History & natural beauty collide at the Guajataca Tunnel
The Guajataca Tunnel Park is a place for photography enthusiasts with many gorgeous spots, you won’t find anywhere else on the island. The tunnel is a remnant of the sugar cane era, the railway was used to transport sugar cane from the farms in the area. The tunnel connects the towns of Quebradillas and Isabela.
The location of this historic / nature park is right at the border of Isabela and Quebradillas, divided by the Rio Guajataca (river). There’s a number of nature activities, the whole family will enjoy, from pure relaxation to paddle boarding and kayaking up the Guajataca River. Entrance and parking are free through Rt.2 in Quebradillas. Once at the main parking lot, you’ll be able to walk straight to the tunnel. If you take the alternate entrance, you’ll have to walk through Guajataca Beach. At the west entrance of the tunnel, you’ll have an unobstructed view of the entire length of Playa Guajataca (Beach).

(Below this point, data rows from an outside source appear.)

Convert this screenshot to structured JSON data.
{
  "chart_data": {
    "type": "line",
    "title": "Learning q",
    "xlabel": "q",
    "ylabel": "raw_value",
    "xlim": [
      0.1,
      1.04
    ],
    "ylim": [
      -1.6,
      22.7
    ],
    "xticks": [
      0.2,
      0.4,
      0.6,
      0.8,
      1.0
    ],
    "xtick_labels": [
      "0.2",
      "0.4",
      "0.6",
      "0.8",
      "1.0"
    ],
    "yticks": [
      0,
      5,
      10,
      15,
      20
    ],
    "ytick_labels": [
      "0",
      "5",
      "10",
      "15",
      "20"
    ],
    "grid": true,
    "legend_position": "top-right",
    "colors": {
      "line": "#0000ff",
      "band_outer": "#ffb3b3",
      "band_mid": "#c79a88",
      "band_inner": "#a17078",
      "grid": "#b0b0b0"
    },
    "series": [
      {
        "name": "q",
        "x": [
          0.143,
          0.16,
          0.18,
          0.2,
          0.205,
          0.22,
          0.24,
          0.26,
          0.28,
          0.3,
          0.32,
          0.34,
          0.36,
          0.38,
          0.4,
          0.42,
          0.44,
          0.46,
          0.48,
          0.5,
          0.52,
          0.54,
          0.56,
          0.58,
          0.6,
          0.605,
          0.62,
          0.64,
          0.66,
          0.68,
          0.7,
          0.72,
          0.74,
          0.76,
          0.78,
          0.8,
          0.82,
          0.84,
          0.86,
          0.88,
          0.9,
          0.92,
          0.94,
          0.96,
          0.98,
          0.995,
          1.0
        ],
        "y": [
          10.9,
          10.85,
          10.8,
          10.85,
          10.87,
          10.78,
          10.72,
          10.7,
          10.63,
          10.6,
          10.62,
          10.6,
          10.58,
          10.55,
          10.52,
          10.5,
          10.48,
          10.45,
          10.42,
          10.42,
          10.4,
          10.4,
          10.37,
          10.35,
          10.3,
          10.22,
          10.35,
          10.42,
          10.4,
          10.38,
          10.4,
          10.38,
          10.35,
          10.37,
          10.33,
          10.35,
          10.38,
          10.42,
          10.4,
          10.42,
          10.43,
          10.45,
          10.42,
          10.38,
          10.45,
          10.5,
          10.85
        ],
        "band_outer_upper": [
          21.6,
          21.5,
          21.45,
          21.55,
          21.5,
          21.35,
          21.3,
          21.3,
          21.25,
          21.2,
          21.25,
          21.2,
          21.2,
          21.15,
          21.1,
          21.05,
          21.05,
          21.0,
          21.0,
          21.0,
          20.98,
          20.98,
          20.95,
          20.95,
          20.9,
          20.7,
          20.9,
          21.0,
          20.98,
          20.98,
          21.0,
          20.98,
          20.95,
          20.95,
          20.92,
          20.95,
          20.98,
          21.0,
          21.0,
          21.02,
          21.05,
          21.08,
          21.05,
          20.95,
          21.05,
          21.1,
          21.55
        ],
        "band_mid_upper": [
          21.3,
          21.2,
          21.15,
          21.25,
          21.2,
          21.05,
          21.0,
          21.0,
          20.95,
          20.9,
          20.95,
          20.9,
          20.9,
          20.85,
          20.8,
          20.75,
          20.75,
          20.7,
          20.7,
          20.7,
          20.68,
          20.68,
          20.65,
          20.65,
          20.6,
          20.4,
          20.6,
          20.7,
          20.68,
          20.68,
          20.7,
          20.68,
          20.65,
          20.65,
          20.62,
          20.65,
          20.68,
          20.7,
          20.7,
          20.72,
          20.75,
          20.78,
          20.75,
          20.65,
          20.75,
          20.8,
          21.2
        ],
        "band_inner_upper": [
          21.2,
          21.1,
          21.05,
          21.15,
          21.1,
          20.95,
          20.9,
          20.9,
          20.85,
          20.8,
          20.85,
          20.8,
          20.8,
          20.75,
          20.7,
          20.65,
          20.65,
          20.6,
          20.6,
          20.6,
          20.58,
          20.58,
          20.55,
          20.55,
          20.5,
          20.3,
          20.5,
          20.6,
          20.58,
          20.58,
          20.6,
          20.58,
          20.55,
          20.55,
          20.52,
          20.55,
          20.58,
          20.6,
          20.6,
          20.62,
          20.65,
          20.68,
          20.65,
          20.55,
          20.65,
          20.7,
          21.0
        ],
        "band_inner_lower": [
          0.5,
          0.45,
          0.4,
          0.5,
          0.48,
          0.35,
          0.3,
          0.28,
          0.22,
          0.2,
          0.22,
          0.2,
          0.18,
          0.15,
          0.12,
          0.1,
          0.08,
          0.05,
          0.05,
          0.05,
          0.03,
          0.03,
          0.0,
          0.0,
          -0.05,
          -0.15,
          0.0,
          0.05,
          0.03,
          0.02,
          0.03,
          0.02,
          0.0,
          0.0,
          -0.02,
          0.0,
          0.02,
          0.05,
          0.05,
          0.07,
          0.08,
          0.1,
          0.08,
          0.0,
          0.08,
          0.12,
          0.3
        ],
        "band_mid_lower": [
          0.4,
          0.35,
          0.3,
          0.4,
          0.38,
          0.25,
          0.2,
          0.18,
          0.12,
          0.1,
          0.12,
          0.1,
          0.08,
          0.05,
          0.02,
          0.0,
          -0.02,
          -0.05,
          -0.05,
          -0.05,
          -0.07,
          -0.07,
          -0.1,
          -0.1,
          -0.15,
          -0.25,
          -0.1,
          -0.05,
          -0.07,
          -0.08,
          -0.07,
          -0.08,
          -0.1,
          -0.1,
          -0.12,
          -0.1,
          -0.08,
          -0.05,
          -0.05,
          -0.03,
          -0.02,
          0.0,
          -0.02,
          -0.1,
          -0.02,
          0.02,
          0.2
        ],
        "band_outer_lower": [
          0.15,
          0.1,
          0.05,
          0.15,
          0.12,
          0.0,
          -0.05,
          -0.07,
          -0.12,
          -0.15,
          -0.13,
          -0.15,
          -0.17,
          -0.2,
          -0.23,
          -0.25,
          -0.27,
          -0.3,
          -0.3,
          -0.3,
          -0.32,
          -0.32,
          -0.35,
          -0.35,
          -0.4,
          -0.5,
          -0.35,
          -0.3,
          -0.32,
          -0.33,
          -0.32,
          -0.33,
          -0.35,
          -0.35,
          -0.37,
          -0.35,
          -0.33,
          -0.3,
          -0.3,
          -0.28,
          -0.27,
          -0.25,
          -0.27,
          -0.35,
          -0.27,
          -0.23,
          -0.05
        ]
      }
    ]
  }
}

At the end of the tunnel…there’s light, bright blue skies, a very blue Atlantic Ocean, raging waves to watch, and rocks to sit on to contemplate it all.
You’ll walk through an oceanside trail with stunning views of the Atlantic and boulders shaped into works of art by nature alone.
Guajataca Tunnel attracts families with children, it is a wonderful place to enjoy an easy hike where kids can learn a little of Puerto Rican history, swim and play at the Guajataca lake, build sandcastles at the Guajataca Beach and observe so much natural beauty.
The trail leads to Playa Pelicano, another gorgeous beach perfect for a long walk free of development where natural beauty abounds.
Current Status of The Guajataca Tunnel Park
The tunnel park area was in need of maintenance and care, recently local artists have given walls some color with murals, attracting more visitors. Local artisans and food vendors have come back to give the Guajataca Tunnel Park some life on weekends for locals and visitors. seems like a forgotten place on the west coast. Local organizations are often seen picking up trash along the tunnel and trail, please do your part by disposing of trash in receptacles or taking it back with you. There is still much work to be done, this place has so much potential and could easily become one of the best places to visit in the northwest. If you’re willing to overlook some maintenance issues and focus on the natural beauty of this place, you will have a marvelous time.